Dan> BUG_ON has fallen out of favor for exception reporting since
Dan> those assertions were introduced.

And since it' causes the system to crash... it's super annoying when
the rest of the system is working fine.  Please only use a WARN_ON,
and maybe even set the RAID volume readonly, etc.  But don't bring
down the rest of the system if possible.

John
I reverted the first patch as it made its way upstream.

Testing this change now.

---

   drivers/md/raid5.c | 2 +-
   1 file changed, 1 insertion(+), 1 deletion(-)
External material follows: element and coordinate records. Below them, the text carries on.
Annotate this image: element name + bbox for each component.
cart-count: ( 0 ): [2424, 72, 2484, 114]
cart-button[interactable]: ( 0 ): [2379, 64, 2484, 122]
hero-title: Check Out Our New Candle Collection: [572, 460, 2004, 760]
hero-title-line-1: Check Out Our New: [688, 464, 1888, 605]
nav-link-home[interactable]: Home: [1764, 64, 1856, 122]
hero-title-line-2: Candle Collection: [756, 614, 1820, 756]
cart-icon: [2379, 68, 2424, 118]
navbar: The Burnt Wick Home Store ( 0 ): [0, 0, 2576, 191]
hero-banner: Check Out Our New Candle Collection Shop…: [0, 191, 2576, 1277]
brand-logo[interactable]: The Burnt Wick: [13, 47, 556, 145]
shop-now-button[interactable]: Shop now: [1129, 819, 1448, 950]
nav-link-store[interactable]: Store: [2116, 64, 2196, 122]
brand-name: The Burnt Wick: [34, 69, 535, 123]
diff --git a/drivers/md/raid5.c b/drivers/md/raid5.c
index c033bfcb209e..660ca3af2914 100644
--- a/drivers/md/raid5.c
+++ b/drivers/md/raid5.c
@@ -4187,7 +4187,7 @@ static void handle_parity_checks6(struct r5conf
*conf, struct stripe_head *sh,
           /* now write out any block on a failed drive,
            * or P or Q if they were recomputed
            */
-        BUG_ON(s->uptodate < disks - 1); /* We don't need Q to recover */
+        WARN_ON(s->uptodate < disks - 2); /* We don't need Q to recover */
If we're going to warn at all and keep the driver running I'd prefer
that the warning include information that would allow effective debug,
and take steps to minimize the damage. Something like this (please
forgive the whitespace damage). Note the usage of WARN_ONCE on the
thought that if this triggers it could get noisy and the log printing
could make the system unusable.

diff --git a/drivers/md/raid5.c b/drivers/md/raid5.c
index c033bfcb209e..5b27b75b51b1 100644
--- a/drivers/md/raid5.c
+++ b/drivers/md/raid5.c
@@ -4187,7 +4187,7 @@ static void handle_parity_checks6(struct r5conf
*conf, struct stripe_head *sh,
                 /* now write out any block on a failed drive,
                  * or P or Q if they were recomputed
                  */
-               BUG_ON(s->uptodate < disks - 1); /* We don't need Q to
recover */
+               dev = NULL;
                 if (s->failed == 2) {
                         dev = &sh->dev[s->failed_num[1]];
                         s->locked++;
@@ -4212,6 +4212,14 @@ static void handle_parity_checks6(struct r5conf
*conf, struct stripe_head *sh,
                         set_bit(R5_LOCKED, &dev->flags);
                         set_bit(R5_Wantwrite, &dev->flags);
                 }
+               if (WARN_ONCE(dev && !test_bit(R5_UPTODATE, &dev->flags),
+                                       "%s: disk%ld not up to date\n",
+                                       mdname(conf->mddev),
+                                       dev - (struct r5dev *) &sh->dev)) {
+                       clear_bit(R5_LOCKED, &dev->flags);
+                       clear_bit(R5_Wantwrite, &dev->flags);
+                       s->locked--;
+               }
                 clear_bit(STRIPE_DEGRADED, &sh->state);

                 set_bit(STRIPE_INSYNC, &sh->state);



           if (s->failed == 2) {
               dev = &sh->dev[s->failed_num[1]];
               s->locked++;
--
2.20.1

As implemented, handle_parity_checks6() makes no guarantees that a 
failed device will have "uptodate" values when jumping from 
checks_result straight to compute_result state.